Today, he is one of few bipartisan officials reaching across the aisle to enact change. For example, Senator Brown sided with the Democrats to cast one of the deciding votes in Wall Street reform and to ban the military’s Don’t Ask, Don’t Tell policy. Although he is a social liberal, he has remained passionately conservative on economic issues.
Committed to understanding and exploring political viewpoints on all sides of the spectrum, Tufts Republicans is devoting the semester to reelecting this true independent. The group is under new management and has just begun to pick up some momentum by turning their passions for Senator Brown’s reelection into action in his campaign.
Tufts Republicans kicked off the year by passing out Scott Brown water bottles to everyone who signed up for the club at the activities fair. The group then held a meeting with Ross Hemminger, the Youth Coordinator and Deputy Coalitions Coordinator for the Scott Brown campaign, in which they gained valuable insights into the role students play during elections. Ellie Monroe, treasurer of the Tufts Republicans, used the meeting with Ross to better understand how funds are used to facilitate the grassroots organizational aspects of the campaign.
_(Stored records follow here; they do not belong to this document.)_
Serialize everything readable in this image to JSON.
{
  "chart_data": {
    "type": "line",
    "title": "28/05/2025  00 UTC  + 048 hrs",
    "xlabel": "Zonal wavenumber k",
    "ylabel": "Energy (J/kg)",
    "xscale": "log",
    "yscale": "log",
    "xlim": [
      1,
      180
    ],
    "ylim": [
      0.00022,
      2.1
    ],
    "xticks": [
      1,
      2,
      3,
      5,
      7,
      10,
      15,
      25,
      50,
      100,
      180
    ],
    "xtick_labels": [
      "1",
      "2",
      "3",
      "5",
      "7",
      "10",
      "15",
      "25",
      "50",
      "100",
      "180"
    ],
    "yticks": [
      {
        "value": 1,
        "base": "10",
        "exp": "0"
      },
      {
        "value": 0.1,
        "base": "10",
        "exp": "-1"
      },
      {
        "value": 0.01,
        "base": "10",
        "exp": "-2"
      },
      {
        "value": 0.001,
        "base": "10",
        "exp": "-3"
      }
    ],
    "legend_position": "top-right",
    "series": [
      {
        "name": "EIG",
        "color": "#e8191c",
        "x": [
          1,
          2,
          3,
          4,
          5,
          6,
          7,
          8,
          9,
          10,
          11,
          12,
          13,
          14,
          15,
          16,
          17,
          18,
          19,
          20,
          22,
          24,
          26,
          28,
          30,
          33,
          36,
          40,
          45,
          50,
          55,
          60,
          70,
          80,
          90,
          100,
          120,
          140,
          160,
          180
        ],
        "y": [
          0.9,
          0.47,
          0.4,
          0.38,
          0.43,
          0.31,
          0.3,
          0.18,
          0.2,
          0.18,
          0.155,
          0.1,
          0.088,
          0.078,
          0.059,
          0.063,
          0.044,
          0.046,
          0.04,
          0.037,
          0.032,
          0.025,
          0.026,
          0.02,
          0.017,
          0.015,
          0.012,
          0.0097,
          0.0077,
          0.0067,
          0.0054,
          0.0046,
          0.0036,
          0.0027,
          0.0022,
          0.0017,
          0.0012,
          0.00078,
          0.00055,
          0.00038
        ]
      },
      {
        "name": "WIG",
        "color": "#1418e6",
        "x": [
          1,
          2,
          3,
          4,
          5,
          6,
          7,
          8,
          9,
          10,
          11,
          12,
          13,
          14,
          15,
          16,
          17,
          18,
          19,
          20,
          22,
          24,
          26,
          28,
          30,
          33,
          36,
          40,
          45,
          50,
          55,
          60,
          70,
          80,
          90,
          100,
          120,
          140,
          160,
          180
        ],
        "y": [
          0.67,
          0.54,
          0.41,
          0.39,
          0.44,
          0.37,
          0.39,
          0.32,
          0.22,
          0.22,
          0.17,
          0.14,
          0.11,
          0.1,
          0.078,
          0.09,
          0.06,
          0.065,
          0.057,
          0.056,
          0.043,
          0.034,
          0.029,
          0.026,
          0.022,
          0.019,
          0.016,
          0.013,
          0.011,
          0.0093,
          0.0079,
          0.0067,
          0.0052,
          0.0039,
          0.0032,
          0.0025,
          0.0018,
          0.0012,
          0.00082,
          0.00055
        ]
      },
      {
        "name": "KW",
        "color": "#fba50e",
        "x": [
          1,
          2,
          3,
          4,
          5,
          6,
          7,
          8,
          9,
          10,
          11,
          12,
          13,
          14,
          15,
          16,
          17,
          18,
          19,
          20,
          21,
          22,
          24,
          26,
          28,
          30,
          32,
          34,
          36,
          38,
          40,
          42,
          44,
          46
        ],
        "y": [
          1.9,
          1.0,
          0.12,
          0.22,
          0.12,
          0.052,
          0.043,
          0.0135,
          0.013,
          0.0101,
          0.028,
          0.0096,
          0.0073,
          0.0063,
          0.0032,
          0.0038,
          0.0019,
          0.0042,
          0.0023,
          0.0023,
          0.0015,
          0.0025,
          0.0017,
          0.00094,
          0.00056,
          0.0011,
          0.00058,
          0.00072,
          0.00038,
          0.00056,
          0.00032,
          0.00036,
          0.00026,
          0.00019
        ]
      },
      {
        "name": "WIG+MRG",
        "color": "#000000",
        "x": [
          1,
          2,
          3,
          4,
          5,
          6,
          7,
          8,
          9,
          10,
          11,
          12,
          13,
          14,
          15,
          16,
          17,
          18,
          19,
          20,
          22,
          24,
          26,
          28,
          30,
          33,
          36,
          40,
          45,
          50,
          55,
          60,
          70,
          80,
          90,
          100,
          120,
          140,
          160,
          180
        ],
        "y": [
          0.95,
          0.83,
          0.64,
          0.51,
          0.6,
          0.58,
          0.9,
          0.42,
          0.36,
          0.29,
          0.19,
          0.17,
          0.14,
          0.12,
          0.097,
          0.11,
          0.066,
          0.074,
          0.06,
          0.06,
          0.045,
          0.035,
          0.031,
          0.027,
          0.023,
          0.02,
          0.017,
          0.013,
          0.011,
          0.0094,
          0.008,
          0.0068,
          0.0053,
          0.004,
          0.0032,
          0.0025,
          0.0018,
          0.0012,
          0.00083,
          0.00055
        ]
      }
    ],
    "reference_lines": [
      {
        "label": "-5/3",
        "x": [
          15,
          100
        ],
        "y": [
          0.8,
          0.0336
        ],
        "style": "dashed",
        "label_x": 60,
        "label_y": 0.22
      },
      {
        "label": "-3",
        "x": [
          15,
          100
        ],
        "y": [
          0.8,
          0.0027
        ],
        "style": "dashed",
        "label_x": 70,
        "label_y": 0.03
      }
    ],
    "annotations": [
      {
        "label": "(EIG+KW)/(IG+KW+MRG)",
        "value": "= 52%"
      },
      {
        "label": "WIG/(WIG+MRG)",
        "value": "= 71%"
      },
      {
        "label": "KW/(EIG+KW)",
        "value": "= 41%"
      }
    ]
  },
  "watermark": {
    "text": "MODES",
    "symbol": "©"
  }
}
In September, the group made a trip down Route 3 to Lowell for the second of Senator Brown’s debates against his opponent Elizabeth Warren, a liberal Harvard law professor. Fifteen members of the club sported Scott Brown t-shirts and participated in politically charged standout before attending the debate amongst a crowd in the thousands. Marshall Hochhauser, a junior, remarked, “I’m from New York and had no idea that Massachusetts politics were so intense. It was a ton of fun to attend the debate and get a feel for everything going on in the state.” Freshman Danielle Feerst summarized the views of all who attended by saying that she was “just excited to be a part of the political process!”
On Wednesday nights, the Tufts Republicans attend College Night at the Campaign. The group meets at the Campus Center and drives to campaign headquarters in South Boston, where they get to experience first hand the nation’s most-watched Senate race. While at headquarters, members meet with various staffers and learn about their roles in the campaign. They also get the opportunity to make phone calls on behalf of the Senator, asking for votes and gathering voter information for the data team to analyze.
For the last two weeks before the campaign, Tufts Republicans will follow up its Wednesday nights with a trip to JP Licks for (free) ice cream. It’s these last few days of the campaign that will be the most crucial to Senator Brown’s reelection and Tufts Republicans will stop at nothing to ensure that it happens.